La nouvelle vague de restructurations que nous venons de traverser – fort à parier qu’elle n’est pas terminée – nous invite à repenser les modèles économiques à privilégier pour nos entreprises. Les entreprises coopératives restent des exceptions dans l’économie de marché. Toutefois, certaines parviennent à réconcilier les objectifs de profit et de développement des relations humaines.
La coopérative namuroise Damnet fête ses 15 ans. Nous avons partagé son expérience et sa philosophie managériales à l’occasion de notre dossier Peoplesphere n°196 (voir ici). Son CEO, Jérome Herman, témoigne de l’intérêt du modèle coopératif dans le contexte actuel :
« En cette période de crise, où le citoyen ne voit plus les monde économique et de l’entreprise qu’à la solde du capitalisme et des actionnaires avides de bénéfices, où le travailleur vit dans la crainte d’une délocalisation ou d’une fermeture arbitraire comme récemment encore chez Caterpillar, nombreux sont ceux partis à la recherche de modèles d’organisation qui concilient à la fois l’efficacité économique et la préservation des relations sociales. Dans cette optique, les coopératives sont revenues sur le devant de la scène. En Belgique, Damnet – société spécialisée dans l’installation et la maintenance de réseaux et parcs informatiques – célèbre en ce mois de septembre ses 15 ans d’existence et se veut être un exemple moteur de l’opportunité que représente le modèle coopératif. »
Le Directeur général de l’entreprise présente un bilan très positif : « Nous pouvons non seulement dire que nous avons créé un endroit où il fait bon travailler, mais nous avons aussi montré que nous étions capables de créer de l’emploi, de faire évoluer nos activités et de faire reposer tout cela sur un modèle démocratique (un homme, une voix) et pérenne (bonne structure financière). C’est aussi 15 années durant lesquelles nous avons construit une clientèle en nous reposant uniquement sur le bouche-à-oreille et la notoriété, nous avons le plaisir de souligner que nous avons une relation avec nos clients qui va au-delà d’une simple relation client/fournisseur, qui est une vraie coopération. »
Tous associés !
Tous les travailleurs deviennent associés à partir de minimum un an d’ancienneté. Le DG poursuit : « Ceci génère une implication très forte dans le projet d’entreprise et dans le souci de la qualité du service proposé au client. Le principe de décision est une personne, une voix (au contraire du principe habituel : une part, une voix).
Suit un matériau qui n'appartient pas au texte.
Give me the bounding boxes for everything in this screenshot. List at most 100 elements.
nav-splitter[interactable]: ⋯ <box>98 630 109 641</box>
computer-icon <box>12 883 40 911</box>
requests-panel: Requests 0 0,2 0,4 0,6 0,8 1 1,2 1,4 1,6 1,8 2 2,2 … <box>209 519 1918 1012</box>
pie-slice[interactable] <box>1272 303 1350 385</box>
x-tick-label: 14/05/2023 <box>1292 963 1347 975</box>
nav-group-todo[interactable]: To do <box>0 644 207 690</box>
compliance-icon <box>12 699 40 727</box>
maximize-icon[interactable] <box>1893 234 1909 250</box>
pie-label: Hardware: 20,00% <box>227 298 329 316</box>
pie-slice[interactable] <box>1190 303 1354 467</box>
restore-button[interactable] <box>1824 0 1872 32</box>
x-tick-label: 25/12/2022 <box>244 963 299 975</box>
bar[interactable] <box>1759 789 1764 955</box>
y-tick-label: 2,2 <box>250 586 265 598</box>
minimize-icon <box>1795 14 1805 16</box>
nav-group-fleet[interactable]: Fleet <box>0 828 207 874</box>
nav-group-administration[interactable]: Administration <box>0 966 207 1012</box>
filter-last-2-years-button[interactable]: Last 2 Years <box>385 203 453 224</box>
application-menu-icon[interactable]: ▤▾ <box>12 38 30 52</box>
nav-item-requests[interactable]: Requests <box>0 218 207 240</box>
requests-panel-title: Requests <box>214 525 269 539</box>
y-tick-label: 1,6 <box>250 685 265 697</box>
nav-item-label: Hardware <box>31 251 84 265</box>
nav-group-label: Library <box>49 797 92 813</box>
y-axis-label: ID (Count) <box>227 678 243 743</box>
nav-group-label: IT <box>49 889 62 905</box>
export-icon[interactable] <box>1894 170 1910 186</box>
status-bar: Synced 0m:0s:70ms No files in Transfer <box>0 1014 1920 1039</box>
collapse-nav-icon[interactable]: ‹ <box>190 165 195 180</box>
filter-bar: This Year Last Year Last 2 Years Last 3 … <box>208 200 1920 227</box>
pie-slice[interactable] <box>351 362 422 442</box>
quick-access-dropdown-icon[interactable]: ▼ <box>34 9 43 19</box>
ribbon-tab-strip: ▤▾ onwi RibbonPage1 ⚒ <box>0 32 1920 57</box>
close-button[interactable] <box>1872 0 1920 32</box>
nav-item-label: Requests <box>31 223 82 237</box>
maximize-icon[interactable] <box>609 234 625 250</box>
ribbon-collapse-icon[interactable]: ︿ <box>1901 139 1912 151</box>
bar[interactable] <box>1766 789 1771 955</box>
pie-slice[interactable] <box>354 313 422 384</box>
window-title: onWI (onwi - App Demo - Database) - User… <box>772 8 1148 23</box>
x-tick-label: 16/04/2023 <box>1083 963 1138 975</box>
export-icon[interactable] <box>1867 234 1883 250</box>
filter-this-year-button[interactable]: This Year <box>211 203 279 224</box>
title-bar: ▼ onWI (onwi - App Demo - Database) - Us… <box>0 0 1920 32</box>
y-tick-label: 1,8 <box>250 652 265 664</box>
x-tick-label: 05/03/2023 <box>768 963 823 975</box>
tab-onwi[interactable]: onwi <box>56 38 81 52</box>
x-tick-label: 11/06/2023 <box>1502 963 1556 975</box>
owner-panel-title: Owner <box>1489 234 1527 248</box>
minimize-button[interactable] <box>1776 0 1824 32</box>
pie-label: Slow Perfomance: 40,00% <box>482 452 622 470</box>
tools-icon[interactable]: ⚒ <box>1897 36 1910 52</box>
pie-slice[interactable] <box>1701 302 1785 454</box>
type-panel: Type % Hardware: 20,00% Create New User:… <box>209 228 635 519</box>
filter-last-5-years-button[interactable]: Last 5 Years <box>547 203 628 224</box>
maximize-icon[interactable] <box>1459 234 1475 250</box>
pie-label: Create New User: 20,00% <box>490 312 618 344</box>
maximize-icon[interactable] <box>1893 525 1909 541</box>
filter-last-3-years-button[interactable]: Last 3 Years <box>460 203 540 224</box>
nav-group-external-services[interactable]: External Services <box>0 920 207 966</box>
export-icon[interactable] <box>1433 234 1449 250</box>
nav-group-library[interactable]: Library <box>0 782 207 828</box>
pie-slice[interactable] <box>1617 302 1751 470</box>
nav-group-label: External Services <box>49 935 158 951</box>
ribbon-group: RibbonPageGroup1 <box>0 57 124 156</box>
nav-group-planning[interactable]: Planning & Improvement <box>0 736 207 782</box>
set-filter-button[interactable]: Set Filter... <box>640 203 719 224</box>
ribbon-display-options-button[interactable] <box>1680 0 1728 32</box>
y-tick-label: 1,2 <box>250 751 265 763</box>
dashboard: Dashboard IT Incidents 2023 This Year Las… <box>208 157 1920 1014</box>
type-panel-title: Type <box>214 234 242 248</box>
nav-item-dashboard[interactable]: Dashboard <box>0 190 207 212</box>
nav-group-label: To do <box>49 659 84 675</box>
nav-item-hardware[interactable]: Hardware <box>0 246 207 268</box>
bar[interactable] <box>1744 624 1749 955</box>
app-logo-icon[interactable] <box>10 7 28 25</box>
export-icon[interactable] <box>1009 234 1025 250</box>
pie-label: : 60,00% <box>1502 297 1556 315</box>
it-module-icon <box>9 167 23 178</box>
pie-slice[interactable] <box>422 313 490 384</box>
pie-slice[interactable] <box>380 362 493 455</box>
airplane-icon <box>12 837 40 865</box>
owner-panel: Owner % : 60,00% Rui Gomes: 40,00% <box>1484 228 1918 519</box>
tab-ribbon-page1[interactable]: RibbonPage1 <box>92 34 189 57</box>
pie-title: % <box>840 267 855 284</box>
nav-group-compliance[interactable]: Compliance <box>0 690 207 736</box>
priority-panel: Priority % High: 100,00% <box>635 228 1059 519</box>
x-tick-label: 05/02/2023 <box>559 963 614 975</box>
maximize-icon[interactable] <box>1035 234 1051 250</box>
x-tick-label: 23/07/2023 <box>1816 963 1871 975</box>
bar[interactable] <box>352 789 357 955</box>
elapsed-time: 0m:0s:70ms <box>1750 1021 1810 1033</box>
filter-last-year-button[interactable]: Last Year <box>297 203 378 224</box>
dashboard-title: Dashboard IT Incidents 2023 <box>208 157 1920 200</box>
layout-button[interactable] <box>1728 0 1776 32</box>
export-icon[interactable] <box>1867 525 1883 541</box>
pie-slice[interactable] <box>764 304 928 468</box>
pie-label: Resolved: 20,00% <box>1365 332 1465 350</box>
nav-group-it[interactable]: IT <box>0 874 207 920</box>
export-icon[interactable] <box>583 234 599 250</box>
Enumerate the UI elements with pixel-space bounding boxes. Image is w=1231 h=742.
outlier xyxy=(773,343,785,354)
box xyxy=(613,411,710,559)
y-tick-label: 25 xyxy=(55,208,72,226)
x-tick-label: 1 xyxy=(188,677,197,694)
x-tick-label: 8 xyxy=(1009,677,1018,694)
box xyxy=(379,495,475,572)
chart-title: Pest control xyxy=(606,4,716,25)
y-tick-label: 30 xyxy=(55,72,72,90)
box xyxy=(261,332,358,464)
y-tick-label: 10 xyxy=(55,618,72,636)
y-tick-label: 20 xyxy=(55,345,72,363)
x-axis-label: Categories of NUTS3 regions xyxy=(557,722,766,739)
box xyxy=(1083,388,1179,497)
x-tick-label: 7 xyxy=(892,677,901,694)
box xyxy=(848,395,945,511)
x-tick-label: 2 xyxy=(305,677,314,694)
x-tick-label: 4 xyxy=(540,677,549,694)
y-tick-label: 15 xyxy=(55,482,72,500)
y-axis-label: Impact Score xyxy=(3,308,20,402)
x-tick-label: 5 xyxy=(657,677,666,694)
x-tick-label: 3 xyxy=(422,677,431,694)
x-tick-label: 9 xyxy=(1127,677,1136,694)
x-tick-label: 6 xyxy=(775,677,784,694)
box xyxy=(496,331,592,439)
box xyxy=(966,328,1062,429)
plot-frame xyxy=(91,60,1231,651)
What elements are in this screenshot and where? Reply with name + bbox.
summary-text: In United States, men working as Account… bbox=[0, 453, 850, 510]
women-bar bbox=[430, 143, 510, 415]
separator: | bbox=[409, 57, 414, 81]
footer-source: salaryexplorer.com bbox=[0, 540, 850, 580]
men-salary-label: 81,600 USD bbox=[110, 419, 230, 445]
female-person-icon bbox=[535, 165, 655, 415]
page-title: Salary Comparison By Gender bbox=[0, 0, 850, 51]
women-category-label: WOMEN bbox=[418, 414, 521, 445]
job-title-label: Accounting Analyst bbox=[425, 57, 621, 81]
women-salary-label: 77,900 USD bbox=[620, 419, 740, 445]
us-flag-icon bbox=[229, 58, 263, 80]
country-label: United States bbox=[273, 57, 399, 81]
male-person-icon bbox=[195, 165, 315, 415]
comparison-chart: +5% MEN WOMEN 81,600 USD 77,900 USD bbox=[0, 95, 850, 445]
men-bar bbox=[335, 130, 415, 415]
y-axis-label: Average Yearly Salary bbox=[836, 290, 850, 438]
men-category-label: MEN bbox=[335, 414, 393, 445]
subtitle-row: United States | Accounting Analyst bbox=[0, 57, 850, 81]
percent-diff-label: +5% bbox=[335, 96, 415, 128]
A l’heure de la globalisation, l’image que le monde économique et les autorités politiques ont des coopératives doit changer, et pas dans une simple revendication idéaliste. Les coopératives sont des entreprises consacrant la primauté de l’être humain sur la croissance et le profit à tout prix, tout en fonctionnant selon une logique d’efficacité économique et de libre entreprise. Elles se fondent sur des valeurs humanistes, offrant le visage d’une économie démocratique, empreinte de justice sociale et de respect pour l’environnement. »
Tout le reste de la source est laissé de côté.